Project Arts Centre
This production, written by Emmet Kirwan and directed by Philip McMahon, is a fresh, dynamic, entertaining and powerful piece of theatre. I was caught as soon as Kirwan and Anderson entered, torches shining across the auditorium, immediately and crucially breaking the anticipated boundary between performer and audience. I must admit that, directly following that, my heart sank as Kirwan began to rap. I don’t like rap, or at least I didn’t think I did. However, within moments Kirwan had changed my mind. It showed the link between rap and poetry that I have always found it difficult to reconcile.
This strong beginning was maintained with a fast paced combination of narration and acted scenes. The transitions between narration and dialogue, between rap and natural speech, and between humour and hard-hitting reality were seamless. This was further complimented by the well developed, realistic characters and recognisable settings. Anyone who has walked around Dublin at night can picture these characters beyond the theatre space and into real life. This was down to a mix of skilled writing and excellent delivery from both actors.

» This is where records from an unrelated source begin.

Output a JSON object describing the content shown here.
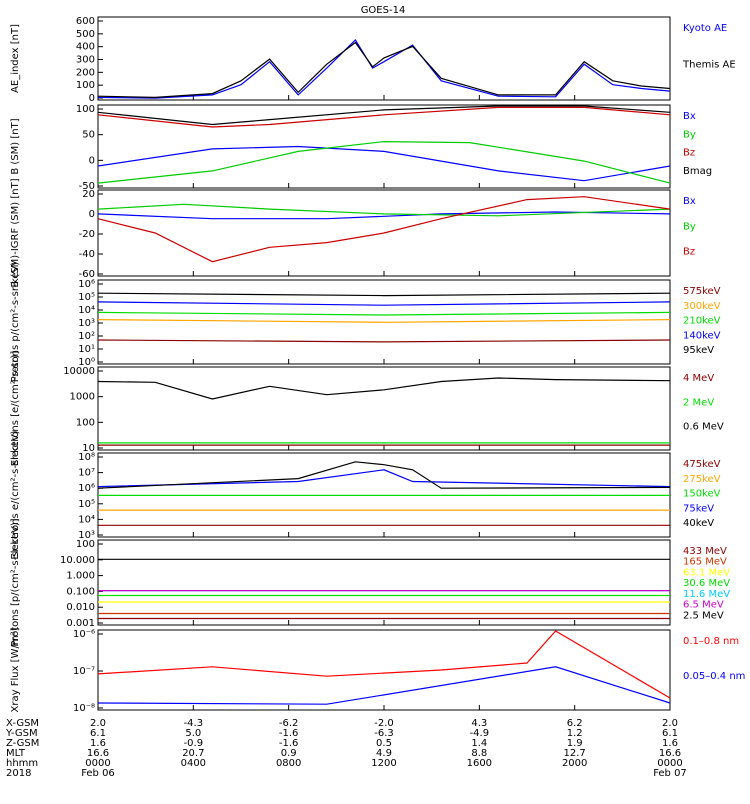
{
  "title": "GOES-14",
  "chart_data": [
    {
      "type": "line",
      "ylabel": "AE_index [nT]",
      "ylim": [
        0,
        650
      ],
      "yticks": [
        "600",
        "500",
        "400",
        "300",
        "200",
        "100",
        "0"
      ],
      "series": [
        {
          "name": "Kyoto AE",
          "color": "#0000ff",
          "x": [
            0,
            0.1,
            0.2,
            0.25,
            0.3,
            0.35,
            0.4,
            0.45,
            0.48,
            0.5,
            0.55,
            0.6,
            0.7,
            0.8,
            0.85,
            0.9,
            0.95,
            1
          ],
          "values": [
            20,
            15,
            40,
            120,
            300,
            40,
            250,
            470,
            250,
            300,
            430,
            150,
            30,
            25,
            280,
            120,
            90,
            70
          ]
        },
        {
          "name": "Themis AE",
          "color": "#000000",
          "x": [
            0,
            0.1,
            0.2,
            0.25,
            0.3,
            0.35,
            0.4,
            0.45,
            0.48,
            0.5,
            0.55,
            0.6,
            0.7,
            0.8,
            0.85,
            0.9,
            0.95,
            1
          ],
          "values": [
            30,
            20,
            50,
            150,
            320,
            60,
            280,
            450,
            260,
            330,
            420,
            170,
            40,
            40,
            300,
            150,
            110,
            90
          ]
        }
      ]
    },
    {
      "type": "line",
      "ylabel": "B (SM) [nT]",
      "ylim": [
        -55,
        115
      ],
      "yticks": [
        "100",
        "50",
        "0",
        "-50"
      ],
      "series": [
        {
          "name": "Bx",
          "color": "#0000ff",
          "x": [
            0,
            0.2,
            0.35,
            0.5,
            0.7,
            0.85,
            1
          ],
          "values": [
            -10,
            25,
            30,
            20,
            -20,
            -40,
            -10
          ]
        },
        {
          "name": "By",
          "color": "#00cc00",
          "x": [
            0,
            0.2,
            0.35,
            0.5,
            0.65,
            0.85,
            1
          ],
          "values": [
            -45,
            -20,
            20,
            40,
            38,
            0,
            -45
          ]
        },
        {
          "name": "Bz",
          "color": "#cc0000",
          "x": [
            0,
            0.2,
            0.3,
            0.5,
            0.7,
            0.85,
            1
          ],
          "values": [
            95,
            70,
            75,
            95,
            110,
            110,
            95
          ]
        },
        {
          "name": "Bmag",
          "color": "#000000",
          "x": [
            0,
            0.2,
            0.3,
            0.5,
            0.7,
            0.85,
            1
          ],
          "values": [
            100,
            75,
            85,
            105,
            115,
            118,
            100
          ]
        }
      ]
    },
    {
      "type": "line",
      "ylabel": "B (SM)-IGRF (SM) [nT]",
      "ylim": [
        -65,
        25
      ],
      "yticks": [
        "20",
        "0",
        "-20",
        "-40",
        "-60"
      ],
      "series": [
        {
          "name": "Bx",
          "color": "#0000ff",
          "x": [
            0,
            0.2,
            0.4,
            0.6,
            0.8,
            1
          ],
          "values": [
            0,
            -5,
            -5,
            0,
            2,
            0
          ]
        },
        {
          "name": "By",
          "color": "#00cc00",
          "x": [
            0,
            0.15,
            0.3,
            0.5,
            0.7,
            1
          ],
          "values": [
            5,
            10,
            5,
            0,
            -2,
            5
          ]
        },
        {
          "name": "Bz",
          "color": "#cc0000",
          "x": [
            0,
            0.1,
            0.2,
            0.3,
            0.4,
            0.5,
            0.6,
            0.75,
            0.85,
            1
          ],
          "values": [
            -5,
            -20,
            -50,
            -35,
            -30,
            -20,
            -5,
            15,
            18,
            5
          ]
        }
      ]
    },
    {
      "type": "line",
      "ylabel": "Protons p/(cm²-s-sr-keV)",
      "ylim": [
        0.1,
        1000000
      ],
      "log": true,
      "yticks": [
        "10⁶",
        "10⁵",
        "10⁴",
        "10³",
        "10²",
        "10¹",
        "10⁰"
      ],
      "series": [
        {
          "name": "575keV",
          "color": "#8b0000",
          "x": [
            0,
            0.5,
            1
          ],
          "values": [
            10,
            7,
            10
          ]
        },
        {
          "name": "300keV",
          "color": "#ffa500",
          "x": [
            0,
            0.5,
            1
          ],
          "values": [
            500,
            300,
            500
          ]
        },
        {
          "name": "210keV",
          "color": "#00dd00",
          "x": [
            0,
            0.5,
            1
          ],
          "values": [
            2000,
            1200,
            2000
          ]
        },
        {
          "name": "140keV",
          "color": "#0000ff",
          "x": [
            0,
            0.5,
            1
          ],
          "values": [
            15000,
            8000,
            15000
          ]
        },
        {
          "name": "95keV",
          "color": "#000000",
          "x": [
            0,
            0.5,
            1
          ],
          "values": [
            80000,
            50000,
            80000
          ]
        }
      ]
    },
    {
      "type": "line",
      "ylabel": "Electrons [e/(cm²-s-sr)]",
      "ylim": [
        10,
        10000
      ],
      "log": true,
      "yticks": [
        "10000",
        "1000",
        "100",
        "10"
      ],
      "series": [
        {
          "name": "4 MeV",
          "color": "#8b0000",
          "x": [
            0,
            1
          ],
          "values": [
            15,
            15
          ]
        },
        {
          "name": "2 MeV",
          "color": "#00dd00",
          "x": [
            0,
            1
          ],
          "values": [
            18,
            18
          ]
        },
        {
          "name": "0.6 MeV",
          "color": "#000000",
          "x": [
            0,
            0.1,
            0.2,
            0.3,
            0.4,
            0.5,
            0.6,
            0.7,
            0.8,
            1
          ],
          "values": [
            3000,
            2800,
            700,
            2000,
            1000,
            1500,
            3000,
            4000,
            3500,
            3200
          ]
        }
      ]
    },
    {
      "type": "line",
      "ylabel": "Electrons e/(cm²-s-sr-keV)",
      "ylim": [
        1000,
        100000000
      ],
      "log": true,
      "yticks": [
        "10⁸",
        "10⁷",
        "10⁶",
        "10⁵",
        "10⁴",
        "10³"
      ],
      "series": [
        {
          "name": "475keV",
          "color": "#8b0000",
          "x": [
            0,
            1
          ],
          "values": [
            5000,
            5000
          ]
        },
        {
          "name": "275keV",
          "color": "#ffa500",
          "x": [
            0,
            1
          ],
          "values": [
            40000,
            40000
          ]
        },
        {
          "name": "150keV",
          "color": "#00dd00",
          "x": [
            0,
            1
          ],
          "values": [
            300000,
            300000
          ]
        },
        {
          "name": "75keV",
          "color": "#0000ff",
          "x": [
            0,
            0.35,
            0.5,
            0.55,
            1
          ],
          "values": [
            1000000,
            2000000,
            10000000,
            2000000,
            1000000
          ]
        },
        {
          "name": "40keV",
          "color": "#000000",
          "x": [
            0,
            0.35,
            0.45,
            0.5,
            0.55,
            0.6,
            1
          ],
          "values": [
            800000,
            3000000,
            30000000,
            20000000,
            10000000,
            800000,
            900000
          ]
        }
      ]
    },
    {
      "type": "line",
      "ylabel": "Protons [p/(cm²-s-sr-keV)]",
      "ylim": [
        0.0008,
        120
      ],
      "log": true,
      "yticks": [
        "100",
        "10.000",
        "1.000",
        "0.100",
        "0.010",
        "0.001"
      ],
      "series": [
        {
          "name": "433 MeV",
          "color": "#8b0000",
          "x": [
            0,
            1
          ],
          "values": [
            0.002,
            0.002
          ]
        },
        {
          "name": "165 MeV",
          "color": "#cc3300",
          "x": [
            0,
            1
          ],
          "values": [
            0.004,
            0.004
          ]
        },
        {
          "name": "63.1 MeV",
          "color": "#ffff00",
          "x": [
            0,
            1
          ],
          "values": [
            0.02,
            0.02
          ]
        },
        {
          "name": "30.6 MeV",
          "color": "#00dd00",
          "x": [
            0,
            1
          ],
          "values": [
            0.05,
            0.05
          ]
        },
        {
          "name": "11.6 MeV",
          "color": "#00ccff",
          "x": [
            0,
            1
          ],
          "values": [
            0.1,
            0.1
          ]
        },
        {
          "name": "6.5 MeV",
          "color": "#cc00cc",
          "x": [
            0,
            1
          ],
          "values": [
            0.1,
            0.1
          ]
        },
        {
          "name": "2.5 MeV",
          "color": "#000000",
          "x": [
            0,
            1
          ],
          "values": [
            8,
            8
          ]
        }
      ]
    },
    {
      "type": "line",
      "ylabel": "Xray Flux [W/m²]",
      "ylim": [
        1e-08,
        1e-06
      ],
      "log": true,
      "yticks": [
        "10⁻⁶",
        "10⁻⁷",
        "10⁻⁸"
      ],
      "series": [
        {
          "name": "0.1–0.8 nm",
          "color": "#ff0000",
          "x": [
            0,
            0.2,
            0.4,
            0.6,
            0.75,
            0.8,
            1
          ],
          "values": [
            8e-08,
            1.2e-07,
            7e-08,
            1e-07,
            1.5e-07,
            1.2e-06,
            2e-08
          ]
        },
        {
          "name": "0.05–0.4 nm",
          "color": "#0000ff",
          "x": [
            0,
            0.4,
            0.8,
            1
          ],
          "values": [
            1.5e-08,
            1.4e-08,
            1.2e-07,
            1.5e-08
          ]
        }
      ]
    }
  ],
  "xaxis": {
    "rows": [
      {
        "label": "X-GSM",
        "values": [
          "2.0",
          "-4.3",
          "-6.2",
          "-2.0",
          "4.3",
          "6.2",
          "2.0"
        ]
      },
      {
        "label": "Y-GSM",
        "values": [
          "6.1",
          "5.0",
          "-1.6",
          "-6.3",
          "-4.9",
          "1.2",
          "6.1"
        ]
      },
      {
        "label": "Z-GSM",
        "values": [
          "1.6",
          "-0.9",
          "-1.6",
          "0.5",
          "1.4",
          "1.9",
          "1.6"
        ]
      },
      {
        "label": "MLT",
        "values": [
          "16.6",
          "20.7",
          "0.9",
          "4.9",
          "8.8",
          "12.7",
          "16.6"
        ]
      },
      {
        "label": "hhmm",
        "values": [
          "0000",
          "0400",
          "0800",
          "1200",
          "1600",
          "2000",
          "0000"
        ]
      },
      {
        "label": "2018",
        "values": [
          "Feb 06",
          "",
          "",
          "",
          "",
          "",
          "Feb 07"
        ]
      }
    ]
  }
}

I now wish to return to the combination of comedy and shocking truths I mentioned earlier. Though I and the rest of the audience laughed regularly throughout the piece, it was, at its core, a very hard-hitting, stark piece. The audience were laughing away one moment (though quite often ruefully) the would suddenly be silenced the next by a single line, a single image of the cruel, destructive reality of “the sesh” that Jason and Daniel live on. This was very powerful as the comedy drew the audience in and caught their attention for the more serious moments
In terms of design, the lighting of the performers on the bare stage was simple yet stunning. Sarah Jane Shiels’ lighting design managed to capture the feeling of the piece without ever over complicating itself.
In short, this production was, and I don’t use this phrase lightly, a tour-de-force. One of the most naturalistic and truthful yet somehow highly stylised pieces of theatre I have seen, Dublin Oldschool is a powerful snapshot into the world of “the buzz,” that should be seen by everyone that it can possibly be brought to.